With respect to appellant's forty-five-day argument, which was raised with the hearing officer, but abandoned in the Law Division, we decline to address it under well-settled failure-to-preserve principles.  In re Wheeler, 433 N.J.Super. 560, 624 (App.Div.2013).  “Appellate review is not limitless.   The jurisdiction of appellate courts rightly is bounded by the proofs and objections critically explored on the record before the trial court by the parties themselves.”  State v. Robinson, 200 N.J. 1, 19 (2009).  “[T]he points of divergence developed in proceedings before a trial court define the metes and bounds of appellate review.”  Ibid. Having specifically waived any challenge before the trial court as to the timeliness of some of the charges, we decline appellant's request to consider the issue for the first time on direct appeal.   See Nieder v. Royal Indem.   Ins. Co., 62 N.J. 229, 234 (1973).

Affirmed.

FOOTNOTES

2.  FN2. Rule 6.3.12 requires that employees shall not “publicly criticize a superior officer or the official action of a superior officer either on or off duty.”

3.  FN3. Rule 4.1.3 requires that “employees shall obey all laws, rules, policies and procedures and directives of the department.”Rule 4.1.6 requires that “employees shall not refuse to obey or disregard a lawful order given by a supervisor or use any disrespectful or abusive language or action toward a supervisor.”Rule 4.1.8 requires that “employees shall not interfere with the proper administration of criminal justice in either administrative or criminal crisis.”Rule 4.8.10 requires that “when operating department vehicles, employees shall not violate traffic laws except in cases of emergency and then only in conformity with state law and department policy and procedure regarding the same.”
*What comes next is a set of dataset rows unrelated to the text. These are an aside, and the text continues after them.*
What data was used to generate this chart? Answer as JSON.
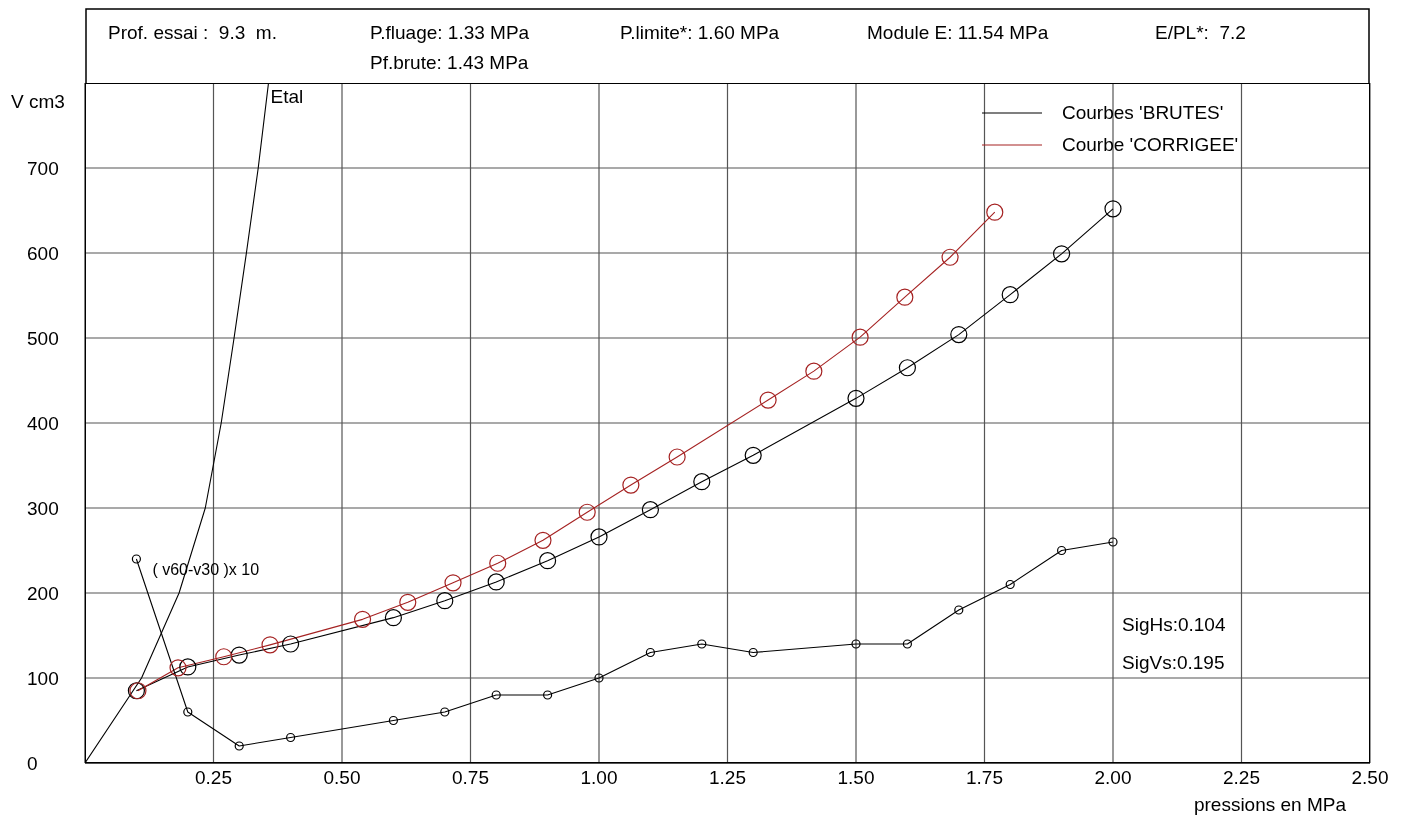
{
  "chart_data": {
    "type": "line",
    "xlabel": "pressions en MPa",
    "ylabel": "V cm3",
    "annotations": [
      "Prof. essai :  9.3  m.",
      "P.fluage: 1.33 MPa",
      "P.limite*: 1.60 MPa",
      "Module E: 11.54 MPa",
      "E/PL*:  7.2",
      "Pf.brute: 1.43 MPa",
      "SigHs:0.104",
      "SigVs:0.195"
    ],
    "xlim": [
      0,
      2.5
    ],
    "xticks": [
      0.25,
      {
        "value": 0.5,
        "label": "0.50"
      },
      0.75,
      {
        "value": 1,
        "label": "1.00"
      },
      1.25,
      {
        "value": 1.5,
        "label": "1.50"
      },
      1.75,
      {
        "value": 2,
        "label": "2.00"
      },
      2.25,
      {
        "value": 2.5,
        "label": "2.50"
      }
    ],
    "ylim": [
      0,
      800
    ],
    "yticks": [
      0,
      100,
      200,
      300,
      400,
      500,
      600,
      700
    ],
    "grid": true,
    "legend": "top right",
    "marker": "circle",
    "line_style": "solid",
    "series": [
      {
        "name": "Courbes 'BRUTES'",
        "color": "#000000",
        "x": [
          0.1,
          0.2,
          0.3,
          0.4,
          0.6,
          0.7,
          0.8,
          0.9,
          1.0,
          1.1,
          1.2,
          1.3,
          1.5,
          1.6,
          1.7,
          1.8,
          1.9,
          2.0
        ],
        "values": [
          85,
          113,
          127,
          140,
          171,
          191,
          213,
          238,
          266,
          298,
          331,
          362,
          429,
          465,
          504,
          551,
          599,
          652
        ]
      },
      {
        "name": "Courbe 'CORRIGEE'",
        "color": "#a52222",
        "x": [
          0.103,
          0.181,
          0.27,
          0.36,
          0.54,
          0.628,
          0.716,
          0.803,
          0.891,
          0.977,
          1.062,
          1.152,
          1.329,
          1.418,
          1.508,
          1.595,
          1.683,
          1.77
        ],
        "values": [
          85,
          112,
          125,
          139,
          169,
          189,
          212,
          235,
          262,
          295,
          327,
          360,
          427,
          461,
          501,
          548,
          595,
          648
        ]
      },
      {
        "name": "( v60-v30 )x 10",
        "color": "#000000",
        "x": [
          0.1,
          0.2,
          0.3,
          0.4,
          0.6,
          0.7,
          0.8,
          0.9,
          1.0,
          1.1,
          1.2,
          1.3,
          1.5,
          1.6,
          1.7,
          1.8,
          1.9,
          2.0
        ],
        "values": [
          240,
          60,
          20,
          30,
          50,
          60,
          80,
          80,
          100,
          130,
          140,
          130,
          140,
          140,
          180,
          210,
          250,
          260
        ]
      },
      {
        "name": "Etal",
        "color": "#000000",
        "marker": "none",
        "x": [
          0,
          0.11,
          0.183,
          0.234,
          0.265,
          0.29,
          0.314,
          0.337,
          0.357
        ],
        "values": [
          0,
          100,
          200,
          300,
          400,
          500,
          600,
          700,
          800
        ]
      }
    ]
  }
}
4.  FN4. Rule 4.1.5 requires that “employees knowing of other employees violating laws, ordinances or rules of the department shall report same in writing to the Chief of Police through official channels.   If the employee believes the information is of such gravity that it must be brought to the immediate personal attention of the Chief of Police, official channels may be bypassed.”

5.  FN5. Judge Armstrong dismissed as unfounded a separate allegation that Dare was insubordinate under police department Rule 3.3.2.   That finding is not the subject of the present appeal.